No sé qué le pasó al escultor Aquerreta, qué tipo de revelación vivió en sus carnes. Quizá un saltar definitivamente a la piscina, a la suya y no a ninguna otra, y descubrir que si bien fue jodido el momento de meter la panza en el agua fría, luego descubrió con agrado que no solo se acostumbró al cambio de temperatura, sino que era ahí donde debía estar y era en ese caldo de cultivo piscinero donde se podría desarrollar mejor que en ningún sitio. 

Esa frase de Balzac que alguna vez he citado, y que recuerdo exactamente dónde la leí. En un barrio obrero y periférico de Bilbao, donde me documentaba para un reportaje sobre esos lugares tan pintorescos como Masústegui, construidos sin plan urbanístico ninguno, con la fuerza y el empuje de los propios inquilinos, emigrantes la mayoría, que se instalaron ahí a mediados del siglo pasado. La leí, digo, en una revista de barrio y, no sé por qué, ¿por qué recordamos unas citas y no otras?, se me quedó grabada, hace nueve años. 

"La felicidad depende del grado del valor y del trabajo". 


Se me grabó, la muy jodida, porque tenía el reconocible tufazo de la verdad, siendo la verdad algo muy inasible y esquivo pero que va dejando rastro. Habiendo leído esta frase hace nueve años, ¿no la había asumido? ¿La entendí pero no la puse en práctica? 

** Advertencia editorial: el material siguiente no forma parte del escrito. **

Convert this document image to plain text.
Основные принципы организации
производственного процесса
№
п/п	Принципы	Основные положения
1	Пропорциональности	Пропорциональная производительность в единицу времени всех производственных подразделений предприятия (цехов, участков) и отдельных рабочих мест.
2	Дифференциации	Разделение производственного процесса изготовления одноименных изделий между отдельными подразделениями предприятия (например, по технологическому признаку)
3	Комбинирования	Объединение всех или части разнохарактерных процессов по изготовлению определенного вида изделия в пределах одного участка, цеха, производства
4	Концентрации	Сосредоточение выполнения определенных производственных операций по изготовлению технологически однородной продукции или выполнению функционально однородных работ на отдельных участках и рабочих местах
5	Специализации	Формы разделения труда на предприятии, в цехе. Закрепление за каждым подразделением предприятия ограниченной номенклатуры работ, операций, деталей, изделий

Quiero pensar que sí, pero que apliqué el valor y el trabajo a otras cosas, las que tocaban en su momento. Aparece entonces la frase de marras en un momento en que hay que encontrar, tras la conclusión de un trabajo creativo que te deja tan orgulloso como huérfano de misiones a las que entregarte. La sensación, este mismo lunes, de haber puesto la primera piedra de unas nuevas obras, como Alfonso XIII en 1910 con la Gran Vía, con la diferencia de que seré yo quien me ponga pico y pala a abrir esa particular avenida, cosa gozosa si se mira bien, aunque nos pueda dar una falsa sensación de envidia la ociosa y repantingada vida del almidonado borbón.

Comentarios

  1. Es que encontrar el valor para lanzarse al trabajo no es fácil. En algunas personas es una cualidad innata, pero en la mayoría no. Vivimos, nos educamos, sin tener la muerte —la finitud de todo— presente. Sin embargo el tiempo da para lo que da. Buenas (y sesudas) reflexiones, Eduardo. Saludos.